Expounding this proposition, the Tribunal held that due to use of the words same or similar in Article 7(1)(b), the profits from sale of equipment could be taxed only if the PE of the taxpayer is for the purpose of selling goods or merchandise. It was held that the Installation PE was not covered by the attraction rule to tax profits from sale of goods.
In other words, it was held that as per the attraction rule, not all profits of a PE would be taxable in India but only so much of the profits as has economic nexus with the PE in India, would get taxed in India.
The Tribunal also observed that certain treaties which India has entered has protocol explaining that in case of contracts for supply, installation or construction, the profits are required to be determined only on the basis of that part of contract which is effectively carried out by the PE in the other country.

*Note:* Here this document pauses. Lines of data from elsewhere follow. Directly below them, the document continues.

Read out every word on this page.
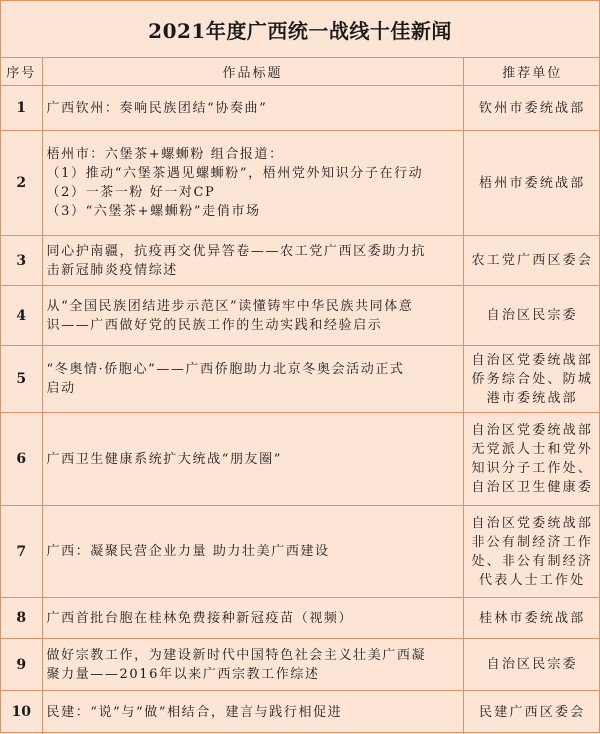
2021年度广西统一战线十佳新闻
序号	作品标题	推荐单位
1	广西钦州：奏响民族团结“协奏曲”	钦州市委统战部

2	梧州市：六堡茶+螺蛳粉 组合报道：
（1）推动“六堡茶遇见螺蛳粉”，梧州党外知识分子在行动
（2）一茶一粉 好一对CP
（3）“六堡茶+螺蛳粉”走俏市场	梧州市委统战部

3	同心护南疆，抗疫再交优异答卷——农工党广西区委助力抗
击新冠肺炎疫情综述	农工党广西区委会

4	从“全国民族团结进步示范区”读懂铸牢中华民族共同体意
识——广西做好党的民族工作的生动实践和经验启示	自治区民宗委

5	“冬奥情·侨胞心”——广西侨胞助力北京冬奥会活动正式
启动	自治区党委统战部
侨务综合处、防城
港市委统战部

6	广西卫生健康系统扩大统战“朋友圈”	自治区党委统战部
无党派人士和党外
知识分子工作处、
自治区卫生健康委

7	广西：凝聚民营企业力量 助力壮美广西建设	自治区党委统战部
非公有制经济工作
处、非公有制经济
代表人士工作处

8	广西首批台胞在桂林免费接种新冠疫苗（视频）	桂林市委统战部

9	做好宗教工作，为建设新时代中国特色社会主义壮美广西凝
聚力量——2016年以来广西宗教工作综述	自治区民宗委

10	民建：“说”与“做”相结合，建言与践行相促进	民建广西区委会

It has been held that these protocol provisions are clarificatory in nature and would apply in general. Taking recourse to this explanation, it was held that supplies made outside India being not connected to the PE in India were not taxable in India.
In the concluding paragraph, though the Tribunal has mentioned about the alternative plea raised by the assessee, it has not adjudicated upon the same. The Appellant contended that as per explanation to Section 9(1)(i) of the Income-Tax Act, if a non-resident has a business connection in India, only so much of the profits are taxable in India which could be reasonably attributed to operations carried out in India. Since the supplies made outside India cannot be considered to be attributable to the operations carried on in India, the profits were not taxable under the domestic law.
In the absence of any decision taken on this alternative plea, it remains to be seen how far this proposition finds favour with the judicial authority, in cases where the Force of Attraction rule is not so restrictive.
Girish Mistry Jitesh Jhankharia (The authors are Executive Director and Manager, respectively, PricewaterhouseCoopers.)